Business Metrics to Compare

python
import time

def benchmark_systems(queries: list[str], n_runs: int = 10) -> dict:
    metrics = {"rag": {}, "fine_tuned": {}}

    for system_name, system_fn in [("rag", rag_fn), ("fine_tuned", ft_fn)]:
        latencies = []
        for query in queries:
            start = time.perf_counter()
            result = system_fn(query)
            latencies.append(time.perf_counter() - start)

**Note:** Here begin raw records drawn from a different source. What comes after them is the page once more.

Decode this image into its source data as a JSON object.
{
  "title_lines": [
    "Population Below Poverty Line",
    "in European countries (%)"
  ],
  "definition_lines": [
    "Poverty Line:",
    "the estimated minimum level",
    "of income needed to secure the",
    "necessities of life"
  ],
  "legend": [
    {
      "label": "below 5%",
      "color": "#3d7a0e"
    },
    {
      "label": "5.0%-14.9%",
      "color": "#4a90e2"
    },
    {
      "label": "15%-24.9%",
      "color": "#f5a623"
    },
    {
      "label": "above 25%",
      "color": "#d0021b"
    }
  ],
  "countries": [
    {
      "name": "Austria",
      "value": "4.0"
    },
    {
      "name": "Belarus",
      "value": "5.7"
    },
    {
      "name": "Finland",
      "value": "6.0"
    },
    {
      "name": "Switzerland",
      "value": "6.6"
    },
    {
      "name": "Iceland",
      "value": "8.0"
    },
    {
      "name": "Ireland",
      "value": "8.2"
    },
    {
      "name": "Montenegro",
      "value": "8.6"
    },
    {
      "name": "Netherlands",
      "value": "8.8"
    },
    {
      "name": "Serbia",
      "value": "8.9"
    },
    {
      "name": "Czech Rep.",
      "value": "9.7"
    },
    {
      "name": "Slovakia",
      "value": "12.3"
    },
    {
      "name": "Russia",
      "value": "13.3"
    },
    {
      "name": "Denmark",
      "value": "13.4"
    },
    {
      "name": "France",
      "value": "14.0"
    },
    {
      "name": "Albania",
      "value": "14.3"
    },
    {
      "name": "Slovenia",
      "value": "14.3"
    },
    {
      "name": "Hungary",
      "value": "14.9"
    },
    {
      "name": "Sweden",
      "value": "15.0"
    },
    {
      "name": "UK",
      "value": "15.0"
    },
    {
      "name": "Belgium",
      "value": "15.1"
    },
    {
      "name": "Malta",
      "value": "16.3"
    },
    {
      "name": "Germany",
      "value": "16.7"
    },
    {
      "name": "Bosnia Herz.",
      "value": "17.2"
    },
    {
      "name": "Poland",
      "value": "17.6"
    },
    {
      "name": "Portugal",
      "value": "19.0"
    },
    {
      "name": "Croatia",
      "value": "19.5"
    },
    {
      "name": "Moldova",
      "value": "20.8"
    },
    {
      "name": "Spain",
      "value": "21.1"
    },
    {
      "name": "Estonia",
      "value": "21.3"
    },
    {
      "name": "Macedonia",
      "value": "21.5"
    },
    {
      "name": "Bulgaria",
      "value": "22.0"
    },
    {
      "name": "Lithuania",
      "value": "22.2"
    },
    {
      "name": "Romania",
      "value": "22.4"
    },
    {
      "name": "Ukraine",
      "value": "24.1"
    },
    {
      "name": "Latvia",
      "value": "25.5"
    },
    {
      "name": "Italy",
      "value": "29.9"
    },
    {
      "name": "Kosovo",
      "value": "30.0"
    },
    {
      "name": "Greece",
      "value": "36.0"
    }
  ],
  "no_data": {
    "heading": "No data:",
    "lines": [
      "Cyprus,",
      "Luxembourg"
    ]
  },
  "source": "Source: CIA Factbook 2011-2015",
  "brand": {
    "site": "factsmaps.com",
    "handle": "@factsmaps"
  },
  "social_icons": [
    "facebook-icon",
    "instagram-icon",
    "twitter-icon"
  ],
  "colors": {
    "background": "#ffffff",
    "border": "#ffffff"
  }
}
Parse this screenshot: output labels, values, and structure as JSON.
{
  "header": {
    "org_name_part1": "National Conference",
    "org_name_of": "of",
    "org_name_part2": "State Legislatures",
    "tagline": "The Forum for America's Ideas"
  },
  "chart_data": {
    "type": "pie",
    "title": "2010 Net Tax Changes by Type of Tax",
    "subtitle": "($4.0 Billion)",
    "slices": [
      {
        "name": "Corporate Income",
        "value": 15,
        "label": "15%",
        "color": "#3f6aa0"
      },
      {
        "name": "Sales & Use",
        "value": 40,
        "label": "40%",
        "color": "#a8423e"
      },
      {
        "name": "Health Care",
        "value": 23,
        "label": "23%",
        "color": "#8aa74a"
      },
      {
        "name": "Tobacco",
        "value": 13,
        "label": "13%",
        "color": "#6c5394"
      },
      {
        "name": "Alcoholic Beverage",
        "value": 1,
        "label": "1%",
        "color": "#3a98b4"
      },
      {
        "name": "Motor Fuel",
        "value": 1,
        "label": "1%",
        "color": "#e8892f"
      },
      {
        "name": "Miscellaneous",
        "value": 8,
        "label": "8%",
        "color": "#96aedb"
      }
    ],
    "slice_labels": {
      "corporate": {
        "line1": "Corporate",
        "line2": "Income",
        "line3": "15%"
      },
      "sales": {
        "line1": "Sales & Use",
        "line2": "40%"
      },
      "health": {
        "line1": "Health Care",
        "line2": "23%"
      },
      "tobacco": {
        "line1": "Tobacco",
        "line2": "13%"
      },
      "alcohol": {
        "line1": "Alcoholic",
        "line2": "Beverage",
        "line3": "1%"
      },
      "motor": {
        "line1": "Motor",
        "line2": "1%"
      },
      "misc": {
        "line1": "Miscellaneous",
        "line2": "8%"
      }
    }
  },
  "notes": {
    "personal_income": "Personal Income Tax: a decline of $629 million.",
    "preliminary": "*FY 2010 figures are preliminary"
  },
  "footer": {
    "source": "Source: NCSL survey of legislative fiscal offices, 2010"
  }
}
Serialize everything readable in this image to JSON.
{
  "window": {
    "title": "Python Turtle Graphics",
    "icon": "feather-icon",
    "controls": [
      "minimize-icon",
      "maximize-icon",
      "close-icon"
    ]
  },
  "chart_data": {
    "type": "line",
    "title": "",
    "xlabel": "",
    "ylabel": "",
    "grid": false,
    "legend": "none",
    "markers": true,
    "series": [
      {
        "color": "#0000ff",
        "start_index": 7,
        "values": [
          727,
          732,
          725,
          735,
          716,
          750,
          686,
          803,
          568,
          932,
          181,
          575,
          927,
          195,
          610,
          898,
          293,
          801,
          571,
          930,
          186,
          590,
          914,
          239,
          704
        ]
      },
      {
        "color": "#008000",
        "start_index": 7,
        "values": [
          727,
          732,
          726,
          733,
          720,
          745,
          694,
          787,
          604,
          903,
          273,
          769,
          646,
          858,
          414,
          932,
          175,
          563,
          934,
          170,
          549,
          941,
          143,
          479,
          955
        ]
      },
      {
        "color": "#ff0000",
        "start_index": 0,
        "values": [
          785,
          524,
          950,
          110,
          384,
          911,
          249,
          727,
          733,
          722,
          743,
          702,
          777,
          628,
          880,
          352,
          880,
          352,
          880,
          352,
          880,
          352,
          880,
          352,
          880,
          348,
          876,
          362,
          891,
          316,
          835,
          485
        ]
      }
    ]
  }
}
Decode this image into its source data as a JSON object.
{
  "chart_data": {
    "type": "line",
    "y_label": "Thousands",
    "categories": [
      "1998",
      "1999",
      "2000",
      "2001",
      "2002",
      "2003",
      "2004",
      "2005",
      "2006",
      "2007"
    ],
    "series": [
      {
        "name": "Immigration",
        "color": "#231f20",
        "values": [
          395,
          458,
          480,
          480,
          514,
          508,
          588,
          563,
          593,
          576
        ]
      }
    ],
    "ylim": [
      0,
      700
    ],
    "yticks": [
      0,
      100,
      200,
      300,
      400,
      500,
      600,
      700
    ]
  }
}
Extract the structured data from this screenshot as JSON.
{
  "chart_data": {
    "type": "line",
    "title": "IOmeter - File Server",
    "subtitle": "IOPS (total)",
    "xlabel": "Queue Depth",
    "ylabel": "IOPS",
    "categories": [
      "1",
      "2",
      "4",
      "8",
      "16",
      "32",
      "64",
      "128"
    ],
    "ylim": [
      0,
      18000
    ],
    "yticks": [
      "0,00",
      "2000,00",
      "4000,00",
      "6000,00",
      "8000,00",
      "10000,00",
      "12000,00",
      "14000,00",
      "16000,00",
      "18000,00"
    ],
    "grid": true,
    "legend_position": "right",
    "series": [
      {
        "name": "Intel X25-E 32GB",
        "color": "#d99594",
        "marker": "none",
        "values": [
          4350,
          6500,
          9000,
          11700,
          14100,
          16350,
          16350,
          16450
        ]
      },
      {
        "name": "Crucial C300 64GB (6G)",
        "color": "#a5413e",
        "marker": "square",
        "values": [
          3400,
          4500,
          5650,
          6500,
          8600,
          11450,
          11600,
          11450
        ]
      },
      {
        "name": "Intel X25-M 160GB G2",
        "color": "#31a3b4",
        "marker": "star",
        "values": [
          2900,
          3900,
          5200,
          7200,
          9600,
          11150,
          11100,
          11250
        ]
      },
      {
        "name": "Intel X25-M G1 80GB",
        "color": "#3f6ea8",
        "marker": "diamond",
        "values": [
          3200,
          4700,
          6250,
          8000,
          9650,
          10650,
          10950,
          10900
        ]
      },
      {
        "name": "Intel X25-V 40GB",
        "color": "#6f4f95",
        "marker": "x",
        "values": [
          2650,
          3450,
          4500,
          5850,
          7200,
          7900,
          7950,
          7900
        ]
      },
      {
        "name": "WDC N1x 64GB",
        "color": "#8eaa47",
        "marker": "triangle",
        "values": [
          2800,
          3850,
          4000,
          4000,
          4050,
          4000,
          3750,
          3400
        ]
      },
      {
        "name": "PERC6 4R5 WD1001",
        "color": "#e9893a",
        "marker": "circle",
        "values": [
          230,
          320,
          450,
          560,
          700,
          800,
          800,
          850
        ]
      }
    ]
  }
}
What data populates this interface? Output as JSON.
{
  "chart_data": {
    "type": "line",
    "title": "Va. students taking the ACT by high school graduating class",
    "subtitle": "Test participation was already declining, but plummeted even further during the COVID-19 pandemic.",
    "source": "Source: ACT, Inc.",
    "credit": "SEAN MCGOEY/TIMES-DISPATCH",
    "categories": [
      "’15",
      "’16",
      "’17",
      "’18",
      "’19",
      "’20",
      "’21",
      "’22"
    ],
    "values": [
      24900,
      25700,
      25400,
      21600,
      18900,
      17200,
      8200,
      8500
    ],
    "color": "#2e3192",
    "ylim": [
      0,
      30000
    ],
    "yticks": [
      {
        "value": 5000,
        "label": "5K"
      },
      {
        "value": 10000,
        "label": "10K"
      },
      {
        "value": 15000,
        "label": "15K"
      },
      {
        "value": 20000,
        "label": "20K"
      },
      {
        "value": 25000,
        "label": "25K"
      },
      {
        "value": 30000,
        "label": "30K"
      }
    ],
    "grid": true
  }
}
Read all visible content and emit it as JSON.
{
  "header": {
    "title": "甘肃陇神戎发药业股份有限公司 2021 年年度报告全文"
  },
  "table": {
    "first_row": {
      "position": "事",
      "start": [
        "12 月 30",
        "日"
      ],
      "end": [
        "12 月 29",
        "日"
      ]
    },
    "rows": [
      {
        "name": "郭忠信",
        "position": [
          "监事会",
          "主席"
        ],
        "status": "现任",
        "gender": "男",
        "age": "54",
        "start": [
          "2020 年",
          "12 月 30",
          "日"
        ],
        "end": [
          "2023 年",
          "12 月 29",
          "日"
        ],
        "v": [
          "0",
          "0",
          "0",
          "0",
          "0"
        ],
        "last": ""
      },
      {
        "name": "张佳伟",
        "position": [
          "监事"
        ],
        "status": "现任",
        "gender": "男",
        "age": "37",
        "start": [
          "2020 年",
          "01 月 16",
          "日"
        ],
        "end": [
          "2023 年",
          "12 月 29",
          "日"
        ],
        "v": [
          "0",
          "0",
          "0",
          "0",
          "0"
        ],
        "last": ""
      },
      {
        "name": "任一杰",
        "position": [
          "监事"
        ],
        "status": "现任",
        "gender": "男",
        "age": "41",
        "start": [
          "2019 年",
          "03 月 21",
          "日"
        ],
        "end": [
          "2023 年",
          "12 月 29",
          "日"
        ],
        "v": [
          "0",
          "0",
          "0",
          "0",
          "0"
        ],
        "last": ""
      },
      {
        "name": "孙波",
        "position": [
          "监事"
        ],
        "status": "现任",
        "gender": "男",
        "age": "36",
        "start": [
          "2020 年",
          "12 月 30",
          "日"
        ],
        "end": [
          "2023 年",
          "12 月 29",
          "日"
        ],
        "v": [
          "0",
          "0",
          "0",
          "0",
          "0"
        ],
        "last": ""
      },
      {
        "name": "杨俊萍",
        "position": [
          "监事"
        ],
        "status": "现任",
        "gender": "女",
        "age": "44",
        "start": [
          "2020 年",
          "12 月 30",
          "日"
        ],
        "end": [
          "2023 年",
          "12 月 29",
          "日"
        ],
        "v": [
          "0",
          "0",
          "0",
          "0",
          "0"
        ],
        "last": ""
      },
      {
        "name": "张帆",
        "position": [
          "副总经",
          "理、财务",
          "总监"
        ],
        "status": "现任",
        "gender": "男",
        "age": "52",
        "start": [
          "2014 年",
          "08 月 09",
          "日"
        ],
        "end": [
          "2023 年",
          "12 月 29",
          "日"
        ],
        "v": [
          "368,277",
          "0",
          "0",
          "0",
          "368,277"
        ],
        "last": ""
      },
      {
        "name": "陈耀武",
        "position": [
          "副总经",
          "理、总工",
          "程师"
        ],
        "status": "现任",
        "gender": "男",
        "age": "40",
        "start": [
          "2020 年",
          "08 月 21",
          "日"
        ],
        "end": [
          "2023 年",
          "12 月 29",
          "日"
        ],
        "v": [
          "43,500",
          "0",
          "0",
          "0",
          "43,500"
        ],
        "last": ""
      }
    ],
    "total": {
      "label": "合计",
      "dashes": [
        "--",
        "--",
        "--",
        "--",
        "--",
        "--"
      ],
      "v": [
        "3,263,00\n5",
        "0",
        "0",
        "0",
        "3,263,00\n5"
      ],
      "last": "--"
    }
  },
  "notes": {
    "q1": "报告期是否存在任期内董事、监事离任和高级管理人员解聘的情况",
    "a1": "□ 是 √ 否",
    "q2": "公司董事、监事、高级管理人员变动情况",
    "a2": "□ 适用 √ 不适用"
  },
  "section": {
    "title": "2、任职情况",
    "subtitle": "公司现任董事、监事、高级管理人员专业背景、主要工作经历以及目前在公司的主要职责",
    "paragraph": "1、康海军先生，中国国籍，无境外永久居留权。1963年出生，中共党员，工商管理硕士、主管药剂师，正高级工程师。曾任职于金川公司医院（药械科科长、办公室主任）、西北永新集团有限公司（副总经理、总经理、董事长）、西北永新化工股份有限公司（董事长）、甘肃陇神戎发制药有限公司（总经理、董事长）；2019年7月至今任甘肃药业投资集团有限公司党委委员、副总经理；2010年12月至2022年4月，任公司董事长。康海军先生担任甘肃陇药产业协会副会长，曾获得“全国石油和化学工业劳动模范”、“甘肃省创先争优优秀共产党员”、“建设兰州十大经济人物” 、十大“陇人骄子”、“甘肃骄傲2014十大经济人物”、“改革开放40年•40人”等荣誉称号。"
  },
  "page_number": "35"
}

        metrics[system_name] = {
            "p50_latency_ms": sorted(latencies)[len(latencies) // 2] * 1000,
            "p95_latency_ms": sorted(latencies)[int(len(latencies) * 0.95)] * 1000,
            "avg_tokens": measure_avg_tokens(queries, system_fn),
            "cost_per_1k_queries": estimate_cost(queries, system_fn),
        }
    return metrics

Decision Framework

MetricRAG AdvantageFine-tuning Advantage
Freshness✅ Real-time updates❌ Stale until retrained
Factual accuracy✅ Grounded in docs❌ Can hallucinate
Source traceability✅ Shows source chunks❌ Black box
Latency❌ Retrieval adds 200-500ms✅ Direct generation
Style/format consistency❌ Depends on prompt✅ Baked into weights
Domain jargon❌ May misinterpret✅ Learned from domain data
Cost per query❌ Embedding + retrieval✅ Shorter prompts
Maintenance❌ Index management❌ Periodic retraining

When RAG Wins

  • Knowledge changes frequently (product specs, policies, pricing)
  • Factual accuracy and source attribution are required
  • You don't have 1000+ labelled training examples

When Fine-tuning Wins

  • Consistent output format/style is critical
  • Domain jargon the base model doesn't know
  • Latency is the bottleneck and retrieval adds too much

Best outcome: RAG + Fine-tuning together. Fine-tune for style/format, use RAG for factual grounding. This combination consistently outperforms either alone in production.